— Agencias 16/06/2026
El hígado graso es una enfermedad cada vez más común que, en muchas ocasiones, puede permanecer sin manifestaciones evidentes durante años. Sin embargo, si no se detecta y controla oportunamente, puede evolucionar hacia problemas más graves como inflamación hepática, fibrosis o incluso cirrosis.
Especialistas de la Mayo Clinic y del National Institute of Diabetes and Digestive and Kidney Diseases señalan que la alimentación, el peso corporal y diversos hábitos cotidianos desempeñan un papel fundamental en la salud del hígado.
Lo preocupante es que algunas conductas aparentemente inofensivas pueden favorecer el avance de esta enfermedad sin que la persona sea consciente de ello. Estos son nueve hábitos frecuentes que podrían empeorar el hígado graso.
1. Consumir bebidas azucaradas de forma habitual
Las bebidas gaseosas, jugos industrializados y otros productos con altos niveles de azúcar, especialmente fructosa añadida, se relacionan con una mayor acumulación de grasa en el hígado. Incluso personas que no consumen alcohol pueden desarrollar esta enfermedad debido a una ingesta excesiva de azúcares.
2. Creer que el alcohol es la única amenaza para el hígado
Existe la idea errónea de que evitar las bebidas alcohólicas es suficiente para proteger el hígado. Sin embargo, factores como la obesidad, la diabetes y una alimentación poco equilibrada también pueden favorecer el desarrollo de enfermedad hepática grasa.

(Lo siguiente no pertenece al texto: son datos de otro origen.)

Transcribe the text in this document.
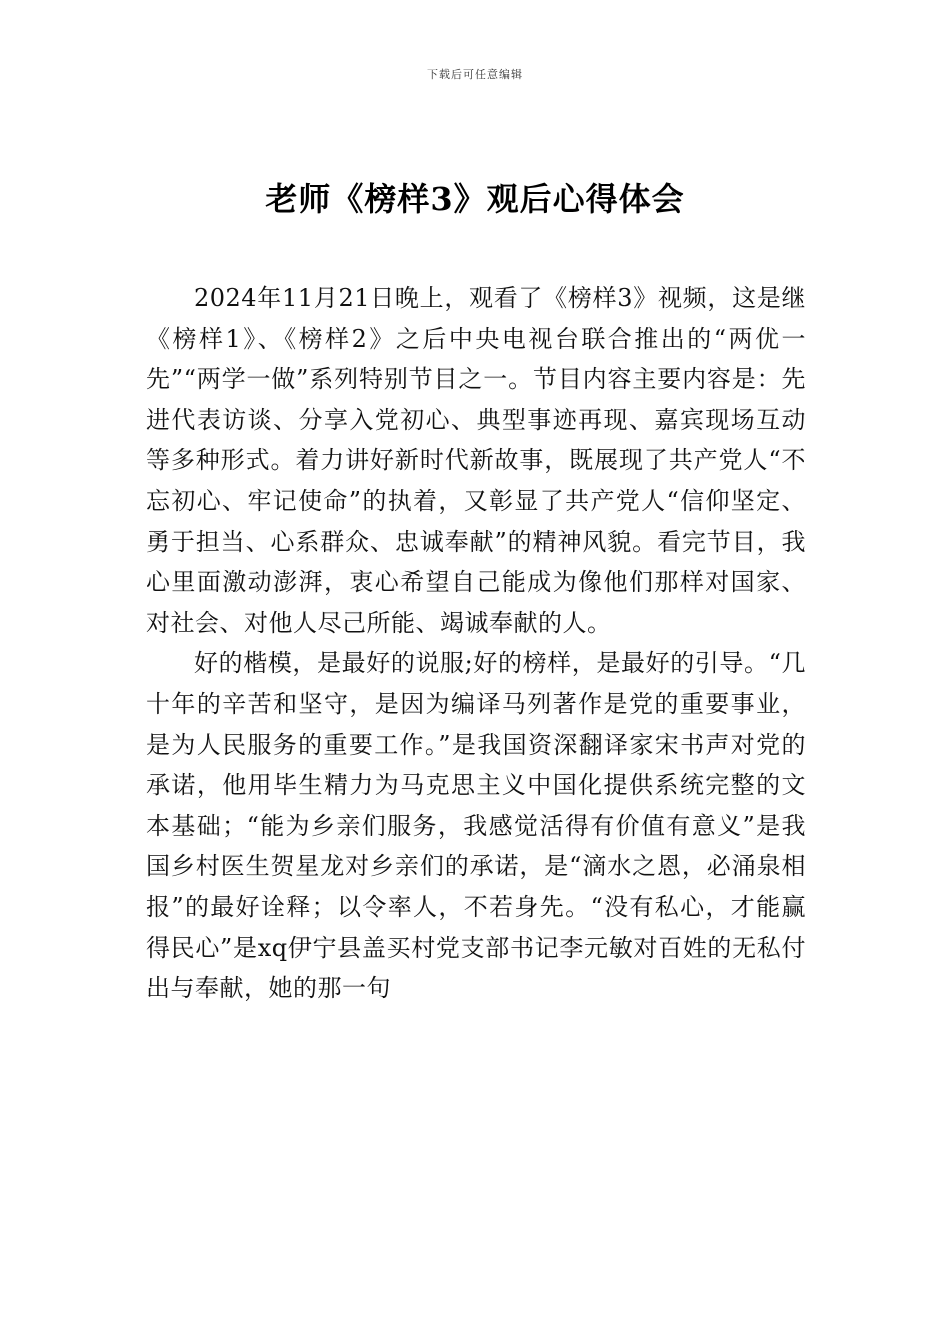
下载后可任意编辑
老师《榜样3》观后心得体会

2024年11月21日晚上，观看了《榜样3》视频，这是继《榜样1》、《榜样2》之后中央电视台联合推出的“两优一先”“两学一做”系列特别节目之一。节目内容主要内容是：先进代表访谈、分享入党初心、典型事迹再现、嘉宾现场互动等多种形式。着力讲好新时代新故事，既展现了共产党人“不忘初心、牢记使命”的执着，又彰显了共产党人“信仰坚定、勇于担当、心系群众、忠诚奉献”的精神风貌。看完节目，我心里面激动澎湃，衷心希望自己能成为像他们那样对国家、对社会、对他人尽己所能、竭诚奉献的人。

好的楷模，是最好的说服;好的榜样，是最好的引导。“几十年的辛苦和坚守，是因为编译马列著作是党的重要事业，是为人民服务的重要工作。”是我国资深翻译家宋书声对党的承诺，他用毕生精力为马克思主义中国化提供系统完整的文本基础；“能为乡亲们服务，我感觉活得有价值有意义”是我国乡村医生贺星龙对乡亲们的承诺，是“滴水之恩，必涌泉相报”的最好诠释；以令率人，不若身先。“没有私心，才能赢得民心”是xq伊宁县盖买村党支部书记李元敏对百姓的无私付出与奉献，她的那一句
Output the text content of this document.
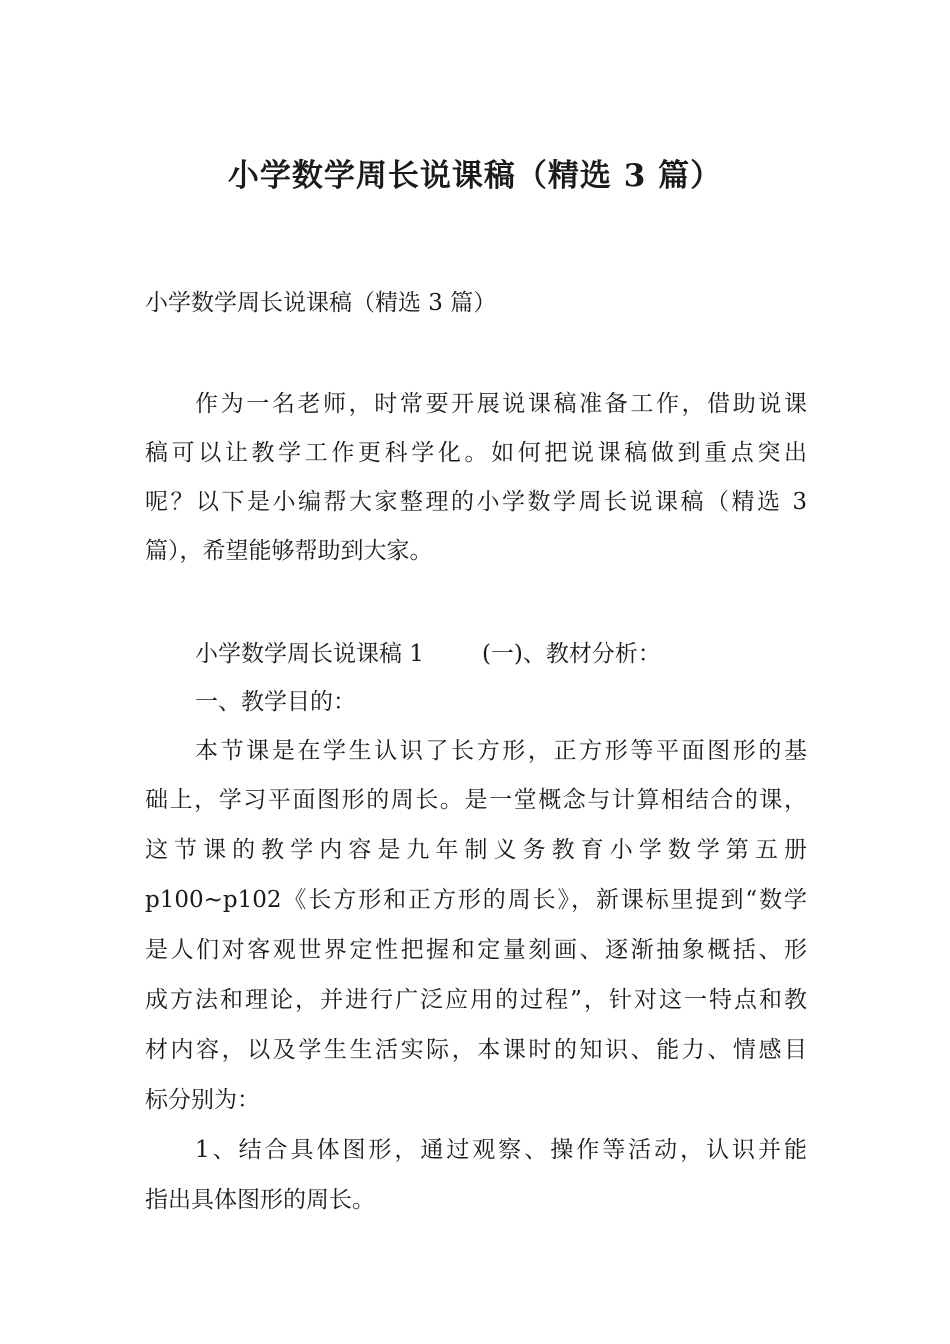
小学数学周长说课稿（精选 3 篇）

小学数学周长说课稿（精选 3 篇）

作为一名老师，时常要开展说课稿准备工作，借助说课

稿可以让教学工作更科学化。如何把说课稿做到重点突出

呢？以下是小编帮大家整理的小学数学周长说课稿（精选 3

篇），希望能够帮助到大家。

小学数学周长说课稿 1	(一)、教材分析：

一、教学目的：

本节课是在学生认识了长方形，正方形等平面图形的基

础上，学习平面图形的周长。是一堂概念与计算相结合的课，

这节课的教学内容是九年制义务教育小学数学第五册

p100~p102《长方形和正方形的周长》，新课标里提到“数学

是人们对客观世界定性把握和定量刻画、逐渐抽象概括、形

成方法和理论，并进行广泛应用的过程”，针对这一特点和教

材内容，以及学生生活实际，本课时的知识、能力、情感目

标分别为：

1、结合具体图形，通过观察、操作等活动，认识并能

指出具体图形的周长。
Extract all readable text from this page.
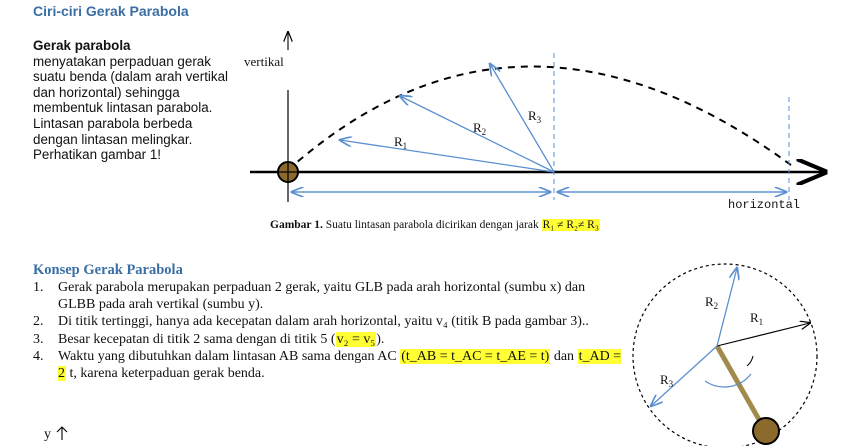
Ciri-ciri Gerak Parabola
Gerak parabola
menyatakan perpaduan gerak suatu benda (dalam arah vertikal dan horizontal) sehingga membentuk lintasan parabola. Lintasan parabola berbeda dengan lintasan melingkar. Perhatikan gambar 1!
vertikal
horizontal
$R_1$
$R_2$
$R_3$
Gambar 1. Suatu lintasan parabola dicirikan dengan jarak R₁ ≠ R₂≠ R₃
Konsep Gerak Parabola
1. Gerak parabola merupakan perpaduan 2 gerak, yaitu GLB pada arah horizontal (sumbu x) dan GLBB pada arah vertikal (sumbu y).
2. Di titik tertinggi, hanya ada kecepatan dalam arah horizontal, yaitu v₄ (titik B pada gambar 3)..
3. Besar kecepatan di titik 2 sama dengan di titik 5 (v₂ = v₅).
4. Waktu yang dibutuhkan dalam lintasan AB sama dengan AC (t_AB = t_AC = t_AE = t) dan t_AD = 2 t, karena keterpaduan gerak benda.
$R_2$
$R_1$
$R_3$
y
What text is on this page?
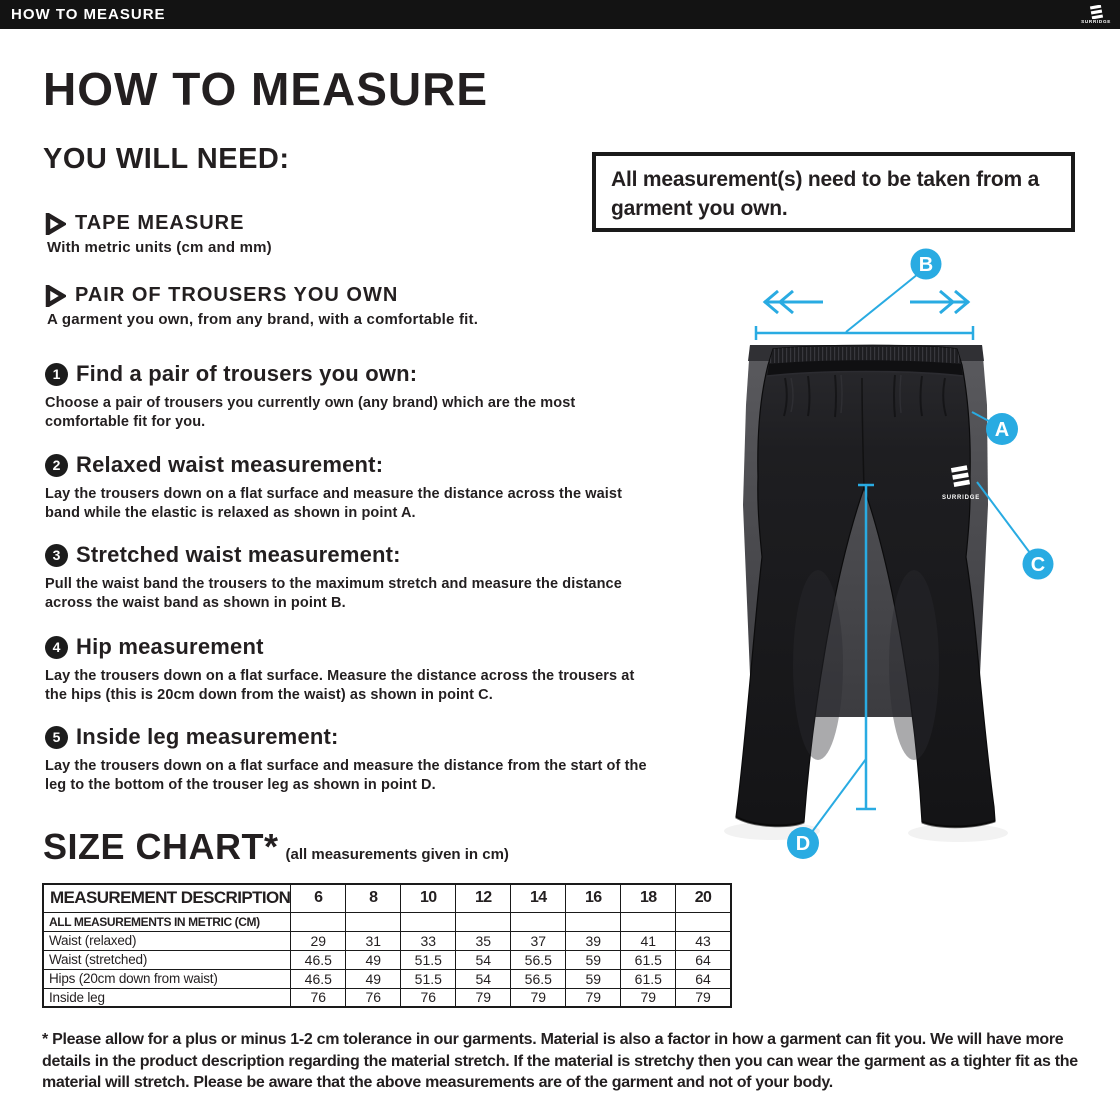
HOW TO MEASURE	SURRIDGE
HOW TO MEASURE
YOU WILL NEED:
TAPE MEASURE
With metric units (cm and mm)
PAIR OF TROUSERS YOU OWN
A garment you own, from any brand, with a comfortable fit.
All measurement(s) need to be taken from a
garment you own.
1 Find a pair of trousers you own:
Choose a pair of trousers you currently own (any brand) which are the most comfortable fit for you.
2 Relaxed waist measurement:
Lay the trousers down on a flat surface and measure the distance across the waist band while the elastic is relaxed as shown in point A.
3 Stretched waist measurement:
Pull the waist band the trousers to the maximum stretch and measure the distance across the waist band as shown in point B.
4 Hip measurement
Lay the trousers down on a flat surface. Measure the distance across the trousers at the hips (this is 20cm down from the waist) as shown in point C.
5 Inside leg measurement:
Lay the trousers down on a flat surface and measure the distance from the start of the leg to the bottom of the trouser leg as shown in point D.
SURRIDGE
A
B
C
D
SIZE CHART* (all measurements given in cm)
MEASUREMENT DESCRIPTION	6	8	10	12	14	16	18	20
ALL MEASUREMENTS IN METRIC (CM)								
Waist (relaxed)	29	31	33	35	37	39	41	43
Waist (stretched)	46.5	49	51.5	54	56.5	59	61.5	64
Hips (20cm down from waist)	46.5	49	51.5	54	56.5	59	61.5	64
Inside leg	76	76	76	79	79	79	79	79
* Please allow for a plus or minus 1-2 cm tolerance in our garments. Material is also a factor in how a garment can fit you. We will have more details in the product description regarding the material stretch. If the material is stretchy then you can wear the garment as a tighter fit as the material will stretch. Please be aware that the above measurements are of the garment and not of your body.
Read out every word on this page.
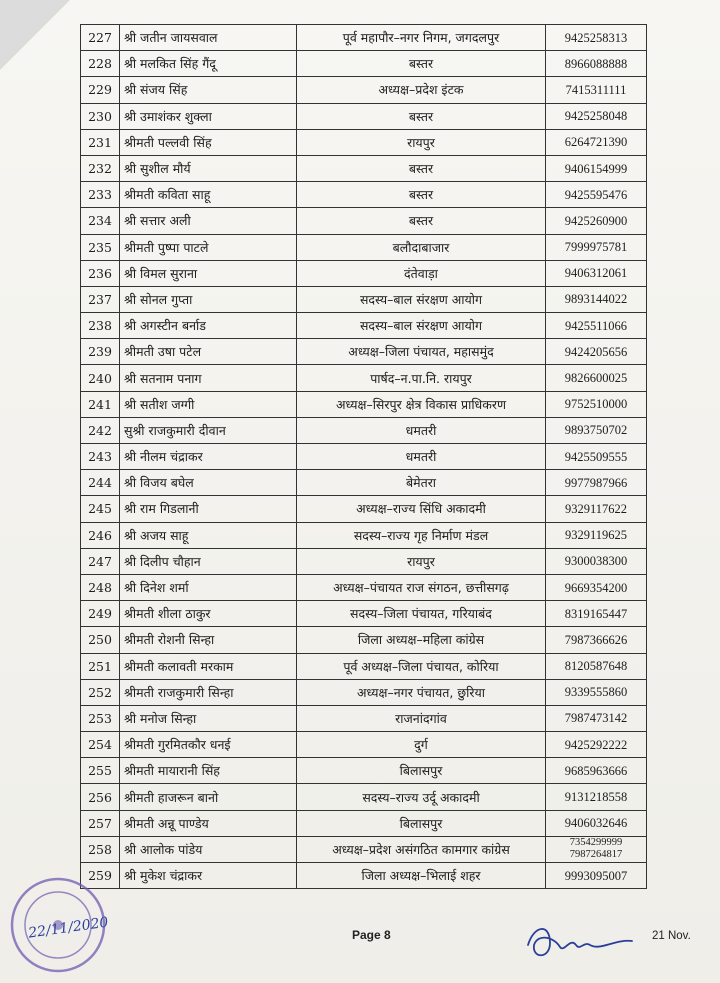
227	श्री जतीन जायसवाल	पूर्व महापौर–नगर निगम, जगदलपुर	9425258313

228	श्री मलकित सिंह गैंदू	बस्तर	8966088888

229	श्री संजय सिंह	अध्यक्ष–प्रदेश इंटक	7415311111

230	श्री उमाशंकर शुक्ला	बस्तर	9425258048

231	श्रीमती पल्लवी सिंह	रायपुर	6264721390

232	श्री सुशील मौर्य	बस्तर	9406154999

233	श्रीमती कविता साहू	बस्तर	9425595476

234	श्री सत्तार अली	बस्तर	9425260900

235	श्रीमती पुष्पा पाटले	बलौदाबाजार	7999975781

236	श्री विमल सुराना	दंतेवाड़ा	9406312061

237	श्री सोनल गुप्ता	सदस्य–बाल संरक्षण आयोग	9893144022

238	श्री अगस्टीन बर्नाड	सदस्य–बाल संरक्षण आयोग	9425511066

239	श्रीमती उषा पटेल	अध्यक्ष–जिला पंचायत, महासमुंद	9424205656

240	श्री सतनाम पनाग	पार्षद–न.पा.नि. रायपुर	9826600025

241	श्री सतीश जग्गी	अध्यक्ष–सिरपुर क्षेत्र विकास प्राधिकरण	9752510000

242	सुश्री राजकुमारी दीवान	धमतरी	9893750702

243	श्री नीलम चंद्राकर	धमतरी	9425509555

244	श्री विजय बघेल	बेमेतरा	9977987966

245	श्री राम गिडलानी	अध्यक्ष–राज्य सिंधि अकादमी	9329117622

246	श्री अजय साहू	सदस्य–राज्य गृह निर्माण मंडल	9329119625

247	श्री दिलीप चौहान	रायपुर	9300038300

248	श्री दिनेश शर्मा	अध्यक्ष–पंचायत राज संगठन, छत्तीसगढ़	9669354200

249	श्रीमती शीला ठाकुर	सदस्य–जिला पंचायत, गरियाबंद	8319165447

250	श्रीमती रोशनी सिन्हा	जिला अध्यक्ष–महिला कांग्रेस	7987366626

251	श्रीमती कलावती मरकाम	पूर्व अध्यक्ष–जिला पंचायत, कोरिया	8120587648

252	श्रीमती राजकुमारी सिन्हा	अध्यक्ष–नगर पंचायत, छुरिया	9339555860

253	श्री मनोज सिन्हा	राजनांदगांव	7987473142

254	श्रीमती गुरमितकौर धनई	दुर्ग	9425292222

255	श्रीमती मायारानी सिंह	बिलासपुर	9685963666

256	श्रीमती हाजरून बानो	सदस्य–राज्य उर्दू अकादमी	9131218558

257	श्रीमती अन्नू पाण्डेय	बिलासपुर	9406032646

258	श्री आलोक पांडेय	अध्यक्ष–प्रदेश असंगठित कामगार कांग्रेस	7354299999
7987264817

259	श्री मुकेश चंद्राकर	जिला अध्यक्ष–भिलाई शहर	9993095007
22/11/2020	Page 8	21 Nov.
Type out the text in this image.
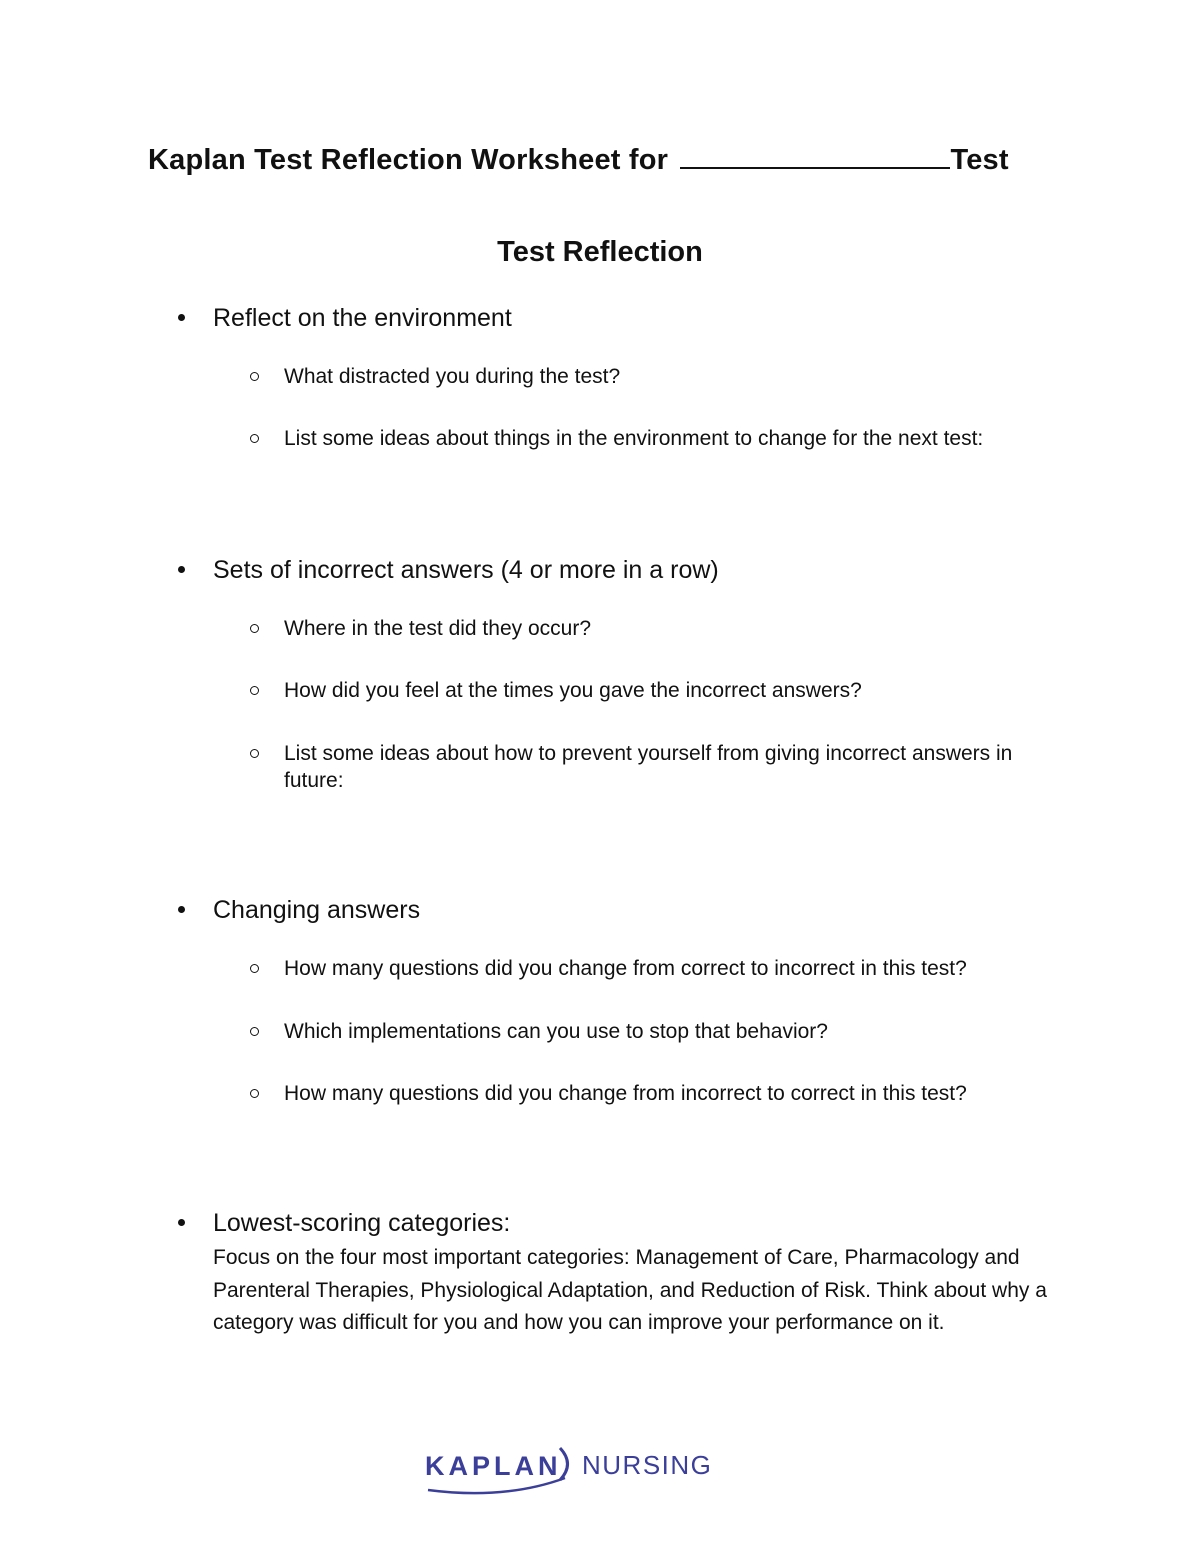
Kaplan Test Reflection Worksheet for	Test
Test Reflection
Reflect on the environment
What distracted you during the test?
List some ideas about things in the environment to change for the next test:
Sets of incorrect answers (4 or more in a row)
Where in the test did they occur?
How did you feel at the times you gave the incorrect answers?
List some ideas about how to prevent yourself from giving incorrect answers in future:
Changing answers
How many questions did you change from correct to incorrect in this test?
Which implementations can you use to stop that behavior?
How many questions did you change from incorrect to correct in this test?
Lowest-scoring categories:
Focus on the four most important categories: Management of Care, Pharmacology and Parenteral Therapies, Physiological Adaptation, and Reduction of Risk. Think about why a category was difficult for you and how you can improve your performance on it.
KAPLAN NURSING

3. Pasar muchas horas sentado
La falta de actividad física contribuye al aumento de peso y a la resistencia a la insulina, dos condiciones estrechamente vinculadas con la progresión del hígado graso.
4. Abusar de los alimentos ultraprocesados
Productos como botanas industriales, comida rápida, pasteles empaquetados y otros alimentos altamente procesados suelen contener grandes cantidades de azúcares, grasas poco saludables y calorías, elementos que pueden afectar negativamente la función hepática.
5. Restar importancia a la grasa acumulada en el abdomen
El exceso de grasa alrededor de la cintura constituye uno de los factores más relacionados con el hígado graso. Incluso personas con un peso aparentemente normal pueden presentar un riesgo elevado si acumulan grasa visceral.
6. Dormir menos de lo necesario
La privación crónica de sueño puede alterar procesos metabólicos importantes, favorecer la resistencia a la insulina y dificultar el control del peso corporal, factores que incrementan la acumulación de grasa en el hígado.
7. Utilizar productos "desintoxicantes" sin orientación médica
Muchos suplementos promocionados como soluciones para "limpiar" o "depurar" el hígado no cuentan con evidencia científica sólida que respalde sus beneficios. Algunos incluso pueden provocar daño hepático o interactuar de forma negativa con ciertos medicamentos.
8. No controlar adecuadamente la diabetes o la prediabetes
Los niveles elevados de glucosa en sangre favorecen el depósito de grasa en el hígado. Por esta razón, mantener un buen control metabólico es una de las medidas más importantes para prevenir el avance de la enfermedad.
9. Esperar a presentar síntomas antes de buscar ayuda
El hígado graso suele desarrollarse de manera silenciosa. Muchas personas descubren que padecen esta condición durante chequeos médicos rutinarios o estudios realizados por otros motivos. Esperar a que aparezcan molestias puede retrasar el diagnóstico y limitar las oportunidades de tratamiento temprano.
Adoptar hábitos saludables, mantener un peso adecuado, realizar actividad física regularmente y acudir a revisiones médicas periódicas son medidas fundamentales para proteger la salud hepática y reducir el riesgo de complicaciones a largo plazo.